Eine Revision an den Verwaltungsgerichtshof ist nach Art. 133 Abs. 4 Bundes-Verfassungsgesetz (B-VG) unzulässig.

Informativ wird mitgeteilt, dass die Einzahlungen auf folgendes Bankkonto des Magistrats der Stadt Wien bei der UniCredit Bank Austria erfolgen kann: Empfänger: MA 6 - BA 32 - Verkehrsstrafen, IBAN: AT38 1200 0006 9625 5207, BIC: BKAUATWW, Verwendungszweck: MA 67-PA-905457/4/6 und MA 67-PA-905471/4/7 (ACHTUNG: nicht im Feld Zahlungsreferenz eintragen!!!)

 

Entscheidungsgründe

 

Sachverhalt
Mit Aufforderungen des Magistrat der Stadt Wien zur Bekanntgabe des Fahrzeuglenkers vom 31.12.2013, MA67-PA-770964/3/5 und MA67-PA-770967/3/3 wurde der Beschwerdeführer (Bf) aufgefordert, binnen zwei Wochen bekanntzugeben, wem er am 20.07.2013, 20:31 Uhr bzw. am 22.07.2013, 10:29 Uhr das Fahrzeug mit dem Kennzeichen ******** überlassen hat, sodass es in Wien 15, Goldschlagstraße gegenüber 79 abgestellt war.

 

Mit Eingabe vom 21.01.2014 teilte der Bf mit, dass es nicht mehr zweifelsfrei zu ermitteln sei, welcher Person das Fahrzeug zu besagten Zeitpunkten überlassen worden sei.

 

Mit Strafverfügungen des Magistrat der Stadt Wien vom 17.02.2014 wurden über den Bf Geldstrafen in Höhe von jeweils 60 Euro verhängt.

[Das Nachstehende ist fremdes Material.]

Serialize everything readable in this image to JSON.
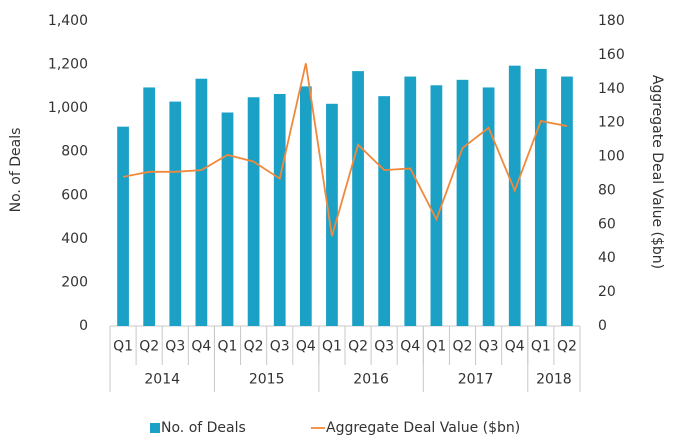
{
  "chart_data": {
    "type": "bar",
    "categories": [
      "Q1",
      "Q2",
      "Q3",
      "Q4",
      "Q1",
      "Q2",
      "Q3",
      "Q4",
      "Q1",
      "Q2",
      "Q3",
      "Q4",
      "Q1",
      "Q2",
      "Q3",
      "Q4",
      "Q1",
      "Q2"
    ],
    "category_groups": [
      {
        "label": "2014",
        "count": 4
      },
      {
        "label": "2015",
        "count": 4
      },
      {
        "label": "2016",
        "count": 4
      },
      {
        "label": "2017",
        "count": 4
      },
      {
        "label": "2018",
        "count": 2
      }
    ],
    "y_label": "No. of Deals",
    "y2_label": "Aggregate Deal Value ($bn)",
    "series": [
      {
        "name": "No. of Deals",
        "type": "bar",
        "color": "#1ba1c6",
        "values": [
          915,
          1095,
          1030,
          1135,
          980,
          1050,
          1065,
          1100,
          1020,
          1170,
          1055,
          1145,
          1105,
          1130,
          1095,
          1195,
          1180,
          1145
        ]
      },
      {
        "name": "Aggregate Deal Value ($bn)",
        "type": "line",
        "axis": "y2",
        "color": "#f0893b",
        "values": [
          88,
          91,
          91,
          92,
          101,
          97,
          87,
          155,
          53,
          107,
          92,
          93,
          63,
          105,
          117,
          80,
          121,
          118
        ]
      }
    ],
    "ylim": [
      0,
      1400
    ],
    "yticks": [
      0,
      {
        "value": 200,
        "label": "200"
      },
      {
        "value": 400,
        "label": "400"
      },
      {
        "value": 600,
        "label": "600"
      },
      {
        "value": 800,
        "label": "800"
      },
      {
        "value": 1000,
        "label": "1,000"
      },
      {
        "value": 1200,
        "label": "1,200"
      },
      {
        "value": 1400,
        "label": "1,400"
      }
    ],
    "y2lim": [
      0,
      180
    ],
    "y2ticks": [
      0,
      20,
      40,
      60,
      80,
      100,
      120,
      140,
      160,
      180
    ],
    "legend": "bottom"
  }
}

Begründend wurde ausgeführt:
Sie haben mit der Abstellung des mehrspurigen Kraftfahrzeuges mit dem behördlichen Kennzeichen ******** am 20.07.2013, 20:31 Uhr bzw. 22.07.2013, 10:29 Uhr in einer gebührenpflichtigen Kurzparkzone in Wien 15, Goldschalgstraße gegenüber 79 folgende Verwaltungsübertretung begangen: Als Zulassungsbesitzer haben Sie dem am 2014-01-20 ordnungsgemäß zugestellten Verlangen des Magistrats Wien vom 2013-12-31 innerhalb von zwei Wochen ab Zustellung Auskunft zu geben, wem Sie dieses Fahrzeug überlassen gehabt haben, nicht entsprochen. Mit Auskunft vom 2014-01-21 wurde keine konkrete Person als Lenker bekannt gegeben.

Sie haben dadurch folgende Rechtsvorschrift verletzt:
§ 2 iVm § 4 Abs. 2 Parkometergesetz 2006, LGBl. für Wien, 9/2006 in der geltenden Fassung.

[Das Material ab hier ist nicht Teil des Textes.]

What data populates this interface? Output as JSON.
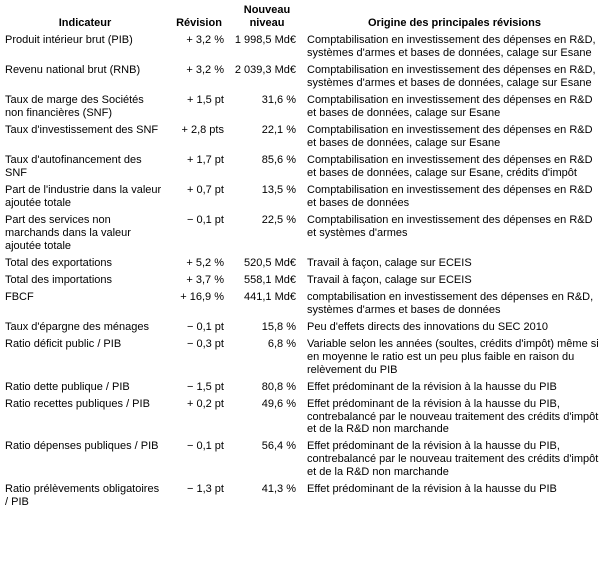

Gem. § 4 Abs. 2 Parkometergesetz 2006 wird wegen dieser Verwaltungsübertretung über Sie folgende Strafe verhängt: Geldstrafe in Höhe von jeweils 60 Euro, falls diese uneinbringlich ist, Ersatzfreiheitsstrafe von 12 Stunden.

In den Einsprüchen gegen die Strafverfügungen wird ausgeführt, es werde auf die Lenkerauskunft des Bf verwiesen. Da das Fahrzeug mit dem Kennzeichen ******** zum Zeitpunkt des Tatvorwurfs mehreren Personen zur Verfügung stand, kann der Bf nicht sagen, wer den Parkverstoß begangen hat.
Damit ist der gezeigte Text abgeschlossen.